Water stress
Water shortages are already a serious problem for much of the world’s
agriculture and horticulture (Lobell & Gourdji 2012). The predicted
increase in severe climate events due to climate change, including
drought, is likely to present even greater challenges for growers. Of
particular concern is the potential impact on global food supply chains
of reduced yield of major grain crops (Araus et al. 2002).

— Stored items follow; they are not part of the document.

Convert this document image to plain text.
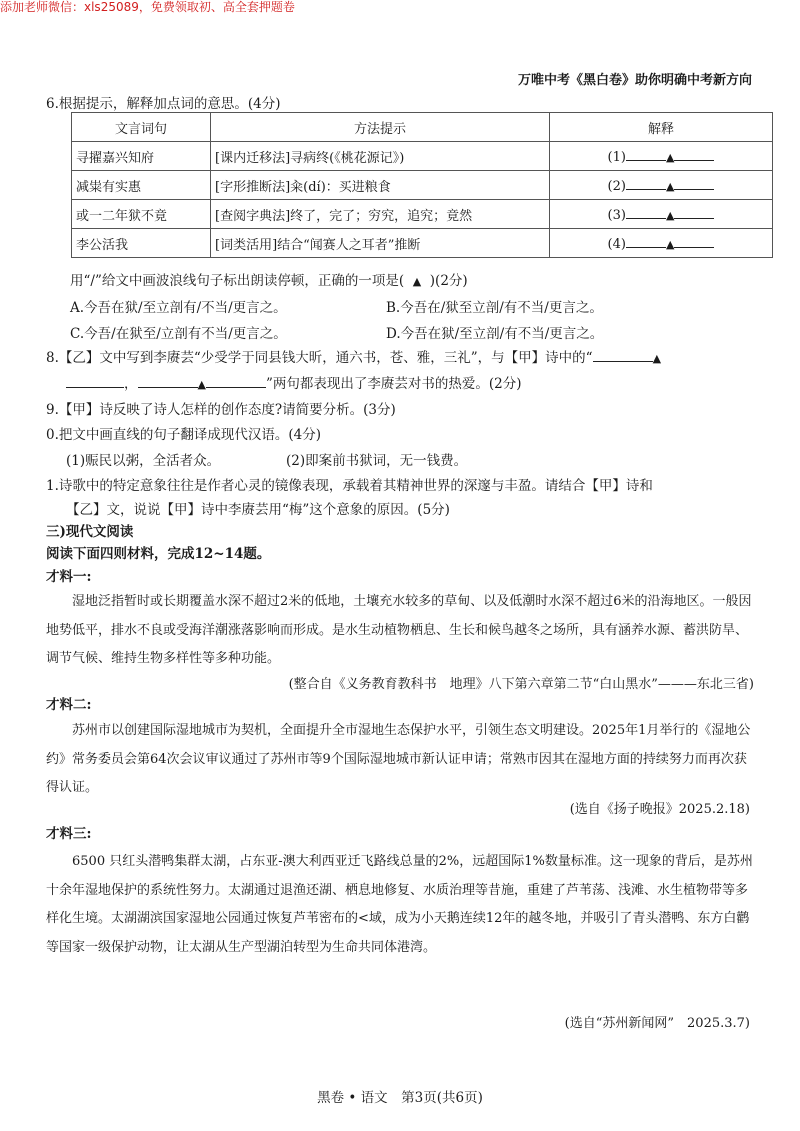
添加老师微信：xls25089，免费领取初、高全套押题卷
万唯中考《黑白卷》助你明确中考新方向
6.根据提示，解释加点词的意思。(4分)
文言词句	方法提示	解释
寻擢嘉兴知府	[课内迁移法]寻病终(《桃花源记》)	(1) ▲
减粜有实惠	[字形推断法]籴(dí)：买进粮食	(2) ▲
或一二年狱不竟	[查阅字典法]终了，完了；穷究，追究；竟然	(3) ▲
李公活我	[词类活用]结合“闻赛人之耳者”推断	(4) ▲
用“/”给文中画波浪线句子标出朗读停顿，正确的一项是( ▲ )(2分)
A.今吾在狱/至立剖有/不当/更言之。	B.今吾在/狱至立剖/有不当/更言之。
C.今吾/在狱至/立剖有不当/更言之。	D.今吾在狱/至立剖/有不当/更言之。
8.【乙】文中写到李赓芸“少受学于同县钱大昕，通六书，苍、雅，三礼”，与【甲】诗中的“	▲
，	▲	”两句都表现出了李赓芸对书的热爱。(2分)
9.【甲】诗反映了诗人怎样的创作态度?请简要分析。(3分)
0.把文中画直线的句子翻译成现代汉语。(4分)
(1)赈民以粥，全活者众。	(2)即案前书狱词，无一钱费。
1.诗歌中的特定意象往往是作者心灵的镜像表现，承载着其精神世界的深邃与丰盈。请结合【甲】诗和
【乙】文，说说【甲】诗中李赓芸用“梅”这个意象的原因。(5分)
三)现代文阅读
阅读下面四则材料，完成12~14题。
才料一:

湿地泛指暂时或长期覆盖水深不超过2米的低地，土壤充水较多的草甸、以及低潮时水深不超过6米的沿海地区。一般因地势低平，排水不良或受海洋潮涨落影响而形成。是水生动植物栖息、生长和候鸟越冬之场所，具有涵养水源、蓄洪防旱、调节气候、维持生物多样性等多种功能。

(整合自《义务教育教科书　地理》八下第六章第二节“白山黑水”———东北三省)
才料二:

苏州市以创建国际湿地城市为契机，全面提升全市湿地生态保护水平，引领生态文明建设。2025年1月举行的《湿地公约》常务委员会第64次会议审议通过了苏州市等9个国际湿地城市新认证申请；常熟市因其在湿地方面的持续努力而再次获得认证。

(选自《扬子晚报》2025.2.18)
才料三:

6500 只红头潜鸭集群太湖，占东亚-澳大利西亚迁飞路线总量的2%，远超国际1%数量标准。这一现象的背后，是苏州十余年湿地保护的系统性努力。太湖通过退渔还湖、栖息地修复、水质治理等昔施，重建了芦苇荡、浅滩、水生植物带等多样化生境。太湖湖滨国家湿地公园通过恢复芦苇密布的<域，成为小天鹅连续12年的越冬地，并吸引了青头潜鸭、东方白鹳等国家一级保护动物，让太湖从生产型湖泊转型为生命共同体港湾。

(选自“苏州新闻网”　2025.3.7)
黑卷 • 语文　第3页(共6页)
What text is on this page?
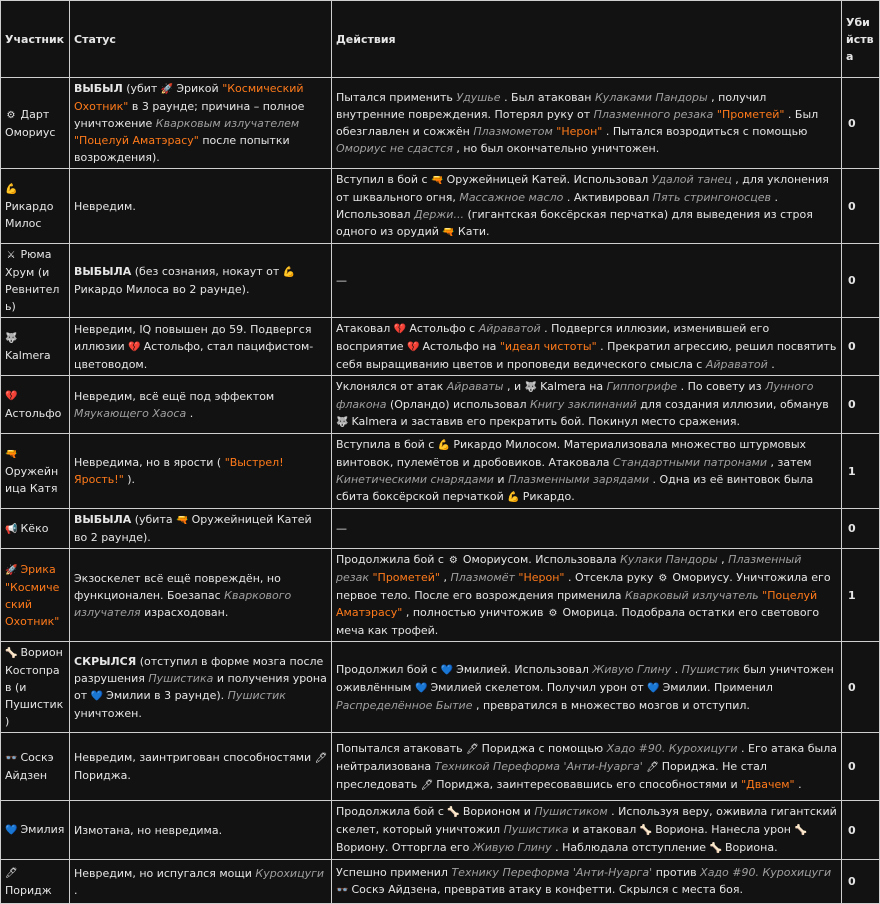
Участник	Статус	Действия	Убийства
⚙ Дарт Омориус	ВЫБЫЛ (убит 🚀 Эрикой "Космический Охотник" в 3 раунде; причина – полное уничтожение Кварковым излучателем "Поцелуй Аматэрасу" после попытки возрождения).	Пытался применить Удушье . Был атакован Кулаками Пандоры , получил внутренние повреждения. Потерял руку от Плазменного резака "Прометей" . Был обезглавлен и сожжён Плазмометом "Нерон" . Пытался возродиться с помощью Омориус не сдастся , но был окончательно уничтожен.	0
💪 Рикардо Милос	Невредим.	Вступил в бой с 🔫 Оружейницей Катей. Использовал Удалой танец , для уклонения от шквального огня, Массажное масло . Активировал Пять стрингоносцев . Использовал Держи... (гигантская боксёрская перчатка) для выведения из строя одного из орудий 🔫 Кати.	0
⚔ Рюма Хрум (и Ревнитель)	ВЫБЫЛА (без сознания, нокаут от 💪 Рикардо Милоса во 2 раунде).	—	0
🐺 Kalmera	Невредим, IQ повышен до 59. Подвергся иллюзии 💔 Астольфо, стал пацифистом-цветоводом.	Атаковал 💔 Астольфо с Айраватой . Подвергся иллюзии, изменившей его восприятие 💔 Астольфо на "идеал чистоты" . Прекратил агрессию, решил посвятить себя выращиванию цветов и проповеди ведического смысла с Айраватой .	0
💔 Астольфо	Невредим, всё ещё под эффектом Мяукающего Хаоса .	Уклонялся от атак Айраваты , и 🐺 Kalmera на Гиппогрифе . По совету из Лунного флакона (Орландо) использовал Книгу заклинаний для создания иллюзии, обманув 🐺 Kalmera и заставив его прекратить бой. Покинул место сражения.	0
🔫 Оружейница Катя	Невредима, но в ярости ( "Выстрел! Ярость!" ).	Вступила в бой с 💪 Рикардо Милосом. Материализовала множество штурмовых винтовок, пулемётов и дробовиков. Атаковала Стандартными патронами , затем Кинетическими снарядами и Плазменными зарядами . Одна из её винтовок была сбита боксёрской перчаткой 💪 Рикардо.	1
📢 Кёко	ВЫБЫЛА (убита 🔫 Оружейницей Катей во 2 раунде).	—	0
🚀 Эрика "Космический Охотник"	Экзоскелет всё ещё повреждён, но функционален. Боезапас Кваркового излучателя израсходован.	Продолжила бой с ⚙ Омориусом. Использовала Кулаки Пандоры , Плазменный резак "Прометей" , Плазмомёт "Нерон" . Отсекла руку ⚙ Омориусу. Уничтожила его первое тело. После его возрождения применила Кварковый излучатель "Поцелуй Аматэрасу" , полностью уничтожив ⚙ Оморица. Подобрала остатки его светового меча как трофей.	1
🦴 Ворион Костоправ (и Пушистик)	СКРЫЛСЯ (отступил в форме мозга после разрушения Пушистика и получения урона от 💙 Эмилии в 3 раунде). Пушистик уничтожен.	Продолжил бой с 💙 Эмилией. Использовал Живую Глину . Пушистик был уничтожен оживлённым 💙 Эмилией скелетом. Получил урон от 💙 Эмилии. Применил Распределённое Бытие , превратился в множество мозгов и отступил.	0
👓 Соскэ Айдзен	Невредим, заинтригован способностями 🖊 Пориджа.	Попытался атаковать 🖊 Пориджа с помощью Хадо #90. Курохицуги . Его атака была нейтрализована Техникой Переформа 'Анти-Нуарга' 🖊 Пориджа. Не стал преследовать 🖊 Пориджа, заинтересовавшись его способностями и "Двачем" .	0
💙 Эмилия	Измотана, но невредима.	Продолжила бой с 🦴 Ворионом и Пушистиком . Используя веру, оживила гигантский скелет, который уничтожил Пушистика и атаковал 🦴 Вориона. Нанесла урон 🦴 Вориону. Отторгла его Живую Глину . Наблюдала отступление 🦴 Вориона.	0
🖊 Поридж	Невредим, но испугался мощи Курохицуги .	Успешно применил Технику Переформа 'Анти-Нуарга' против Хадо #90. Курохицуги 👓 Соскэ Айдзена, превратив атаку в конфетти. Скрылся с места боя.	0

Predicting the outcomes of different water deficiency scenarios and how
these will affect crops is complex (Tramblay et al. 2020). For
essential photosynthetic pigments in leaves (carotenoids and
chlorophylls), water deficiency can result in reduced growth and yield
(Jaleel et al. 2009) and in some fruits, water deficiency can
reduce both anthocyanin and carotenoid concentrations, reducing fruit
colour (Jiang et al. 2020). However, for other fruits, water
deficiency outcomes are not necessarily deleterious. This may seem
counter-intuitive since drought is likely to decrease leaf
photosynthesis and, therefore, the distribution of primary metabolites
to the fruit. These primary metabolites provide the precursors for all
secondary/specialised metabolites and so, logically, may reduce the pool
of substrates for pigmented compounds. However, since both the
carotenoid and phenylpropanoid pathways are partly regulated by
stress-induced ROS production, there are also likely to be positive
effects of water deficiency on fruit pigments. The outcomes can be
species-dependent and, given this tension between pathways, highly
variable owing to the timing of fruit development at which the water
deficiency occurs (cell division, cell expansion or ripening phases),
and the severity and duration of the deficit. In terms of overall fruit
quality, there are possible effects on other major sensory attributes
such as aromas, the sugar/acid balance and texture (Ripoll et al.2014).
In some cropping situations, water deficiency is intentionally used to
improve colour. In red grape, anthocyanin is an important determinant of
wine quality. When water is deficient, grape berry size is reduced,
creating a higher skin:flesh ratio which, when coupled with increased
anthocyanin production, can improve wine quality (Gambetta et al.2020). Increases in grape berry anthocyanin concentrations following
exposure to water deficit have been reported in Cabernet Sauvignon
(Deluc et al. 2009), Merlot (Bucchetti et al. 2011) and
Tempranillo (Santesteban, Miranda & Royo 2011). Anthocyanin composition
can also change in a cultivar-specific manner, such as the
drought-induced increase in acylated anthocyanins in Cabernet Sauvignon,
while the same conditions led to a reduction in these compounds in Syrah
(Hochberg et al. 2015). Further compositional changes can be
created by a shift towards more tri-hydroxylated anthocyanins (darker
purples and blues) via the up-regulation of flavonoid 3’5’ hydroxylases
(Castellarin et al. 2007).
Phytohormones are intrinsically linked with drought perception and the
resultant transcriptional cascade (Ullah et al. 2018),
particularly ABA (Yamaguchi-Shinozaki & Shinozaki 2005). For example,
in strawberry fruit, drought conditions increased ABA, which was
correlated with elevated anthocyanin concentration (as well as AsA)
without a reduction in fruit yield (Perin et al. 2019). A
previous study in strawberry clearly demonstrated how the presence of
ABA regulated the expression of the anthocyanin-regulating MYB TF,FaMYB10, which, in turn, elevated the anthocyanin biosynthetic
genes and fruit colour (Medina-Puche et al. 2013). In apple, an
alternative molecular model of drought-induced anthocyanin production
has been proposed, whereby the ethylene response factor ERF38 partners
with the homologous MYB1 to drive the anthocyanin biosynthetic pathway
genes (An et al. 2020c).
For fruit colours derived from carotenoids the picture is less clear cut
than for anthocyanins. In some cases, water deficit has been shown to
reduce fruit carotenoid concentrations (De Pascale et al. 2007;
Jiang et al. 2020). However, in tomato, there is strong evidence
that concentrations of lycopene (and β-carotene) increase with water
deficiency (Favati et al. 2009; Klunklin & Savage 2017; Patanèet al. 2021; Zushi & Matsuzoe 1998).